- Comrie Location within Fife
- Area: 0.199 km^{2} (0.077 sq mi)
- Population: 830 (2020)
- • Density: 4,171/km^{2} (10,800/sq mi)
- OS grid reference: NT0188
- Council area: Fife;
- Shire county: Fife;
- Country: Scotland
- Sovereign state: United Kingdom
- Police: Scotland
- Fire: Scottish
- Ambulance: Scottish
- UK Parliament: Dunfermline and West Fife;
- Scottish Parliament: Dunfermline;

= Comrie, Fife =

Comrie (/ˈkʌmri/ locally or /ˈkɒmri/); is a village in Fife, Scotland, located immediately west of the neighbouring village of Oakley, 6.2 miles (9.98 km) west of Dunfermline on the A907. In 2019 it had an estimated population of 810.

==Description==
The village primarily consists of modern housing schemes. There is also a community centre and one pub. Services including a health centre are located in Oakley.
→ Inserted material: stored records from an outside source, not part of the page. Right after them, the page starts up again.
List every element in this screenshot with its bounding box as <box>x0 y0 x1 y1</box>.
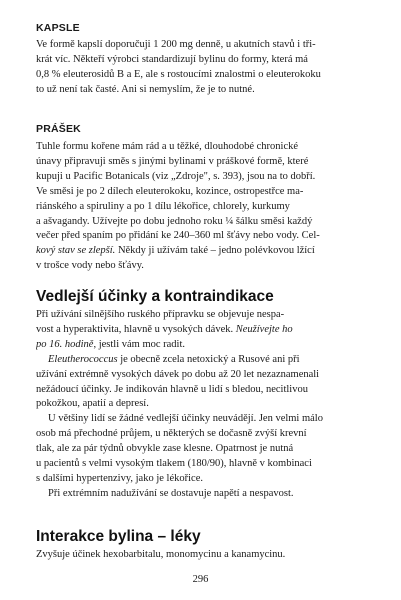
italic-text: po 16. hodině <box>36 338 94 350</box>
text-line: Ve formě kapslí doporučuji 1 200 mg denně, u akutních stavů i tři- <box>36 39 316 50</box>
text-line: s dalšími hypertenzivy, jako je lékořice. <box>36 472 203 484</box>
text-line: Při extrémním nadužívání se dostavuje napětí a nespavost. <box>48 487 294 499</box>
text-line: U většiny lidí se žádné vedlejší účinky neuvádějí. Jen velmi málo <box>48 413 323 425</box>
text-line: 0,8 % eleuterosidů B a E, ale s rostoucími znalostmi o eleuterokoku <box>36 68 321 80</box>
heading-kapsle: KAPSLE <box>36 22 80 34</box>
text-line <box>36 338 323 353</box>
text-line: Zvyšuje účinek hexobarbitalu, monomycinu a kanamycinu. <box>36 549 286 560</box>
text-line: užívání extrémně vysokých dávek po dobu až 20 let nezaznamenali <box>36 368 320 380</box>
text-line: únavy připravuji směs s jinými bylinami v práškové formě, které <box>36 155 309 167</box>
text-line: v trošce vody nebo šťávy. <box>36 260 144 272</box>
heading-prasek: PRÁŠEK <box>36 123 81 135</box>
page-number: 296 <box>192 574 209 585</box>
section-vedlejsi-ucinky <box>36 287 323 502</box>
text-span: je obecně zcela netoxický a Rusové ani při <box>117 353 300 365</box>
italic-text: Neužívejte ho <box>233 323 293 335</box>
heading-vedlejsi-ucinky: Vedlejší účinky a kontraindikace <box>36 288 274 305</box>
text-line: nežádoucí účinky. Je indikován hlavně u lidí s bledou, necitlivou <box>36 383 308 395</box>
text-line <box>36 353 323 368</box>
italic-text: Eleutherococcus <box>48 353 118 365</box>
italic-text: kový stav se zlepší. <box>36 245 116 257</box>
text-line: to už není tak časté. Ani si nemyslím, že je to nutné. <box>36 83 255 95</box>
text-line: riánského a spiruliny a po 1 dílu lékořice, chlorely, kurkumy <box>36 200 290 212</box>
text-line: Při užívání silnějšího ruského přípravku se objevuje nespa- <box>36 309 285 320</box>
heading-interakce: Interakce bylina – léky <box>36 528 201 545</box>
section-kapsle <box>36 21 321 98</box>
text-line: krát víc. Někteří výrobci standardizují bylinu do formy, která má <box>36 53 308 65</box>
section-prasek <box>36 122 320 274</box>
text-line: osob má přechodné průjem, u některých se dočasně zvýší krevní <box>36 428 307 440</box>
text-line: kupuji u Pacific Botanicals (viz „Zdroje", s. 393), jsou na to dobří. <box>36 170 316 182</box>
text-span: Někdy ji užívám také – jedno polévkovou lžící <box>115 245 315 257</box>
text-span: vost a hyperaktivita, hlavně u vysokých dávek. <box>36 323 234 335</box>
text-line: a ašvagandy. Užívejte po dobu jednoho roku ¼ šálku směsi každý <box>36 215 313 227</box>
text-line <box>36 323 323 338</box>
text-line: večer před spaním po přidání ke 240–360 ml šťávy nebo vody. Cel- <box>36 230 320 242</box>
text-line: pokožkou, apatií a depresí. <box>36 398 149 410</box>
text-line: tlak, ale za pár týdnů obvykle zase klesne. Opatrnost je nutná <box>36 443 294 455</box>
text-span: , jestli vám moc radit. <box>93 338 186 350</box>
text-line: u pacientů s velmi vysokým tlakem (180/90), hlavně v kombinaci <box>36 458 312 470</box>
text-line: Tuhle formu kořene mám rád a u těžké, dlouhodobé chronické <box>36 141 299 152</box>
section-interakce <box>36 527 285 563</box>
text-line: Ve směsi je po 2 dílech eleuterokoku, kozince, ostropestřce ma- <box>36 185 304 197</box>
text-line <box>36 244 320 259</box>
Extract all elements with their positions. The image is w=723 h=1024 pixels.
The Comrie Burn runs through the south of the village, and the Blair Burn to the east separates Comrie from Oakley.

===Education===
Children in Comrie are within the catchment area of Inzievar (non-denominational) and Holy Name (Catholic) primary schools, both located in one building in Oakley. High school pupils attend Queen Anne (non-denominational) or St Columba's, both located in Dunfermline.

===Transport===
The 4, 6 and 28 bus services run from Comrie through to Dunfermline.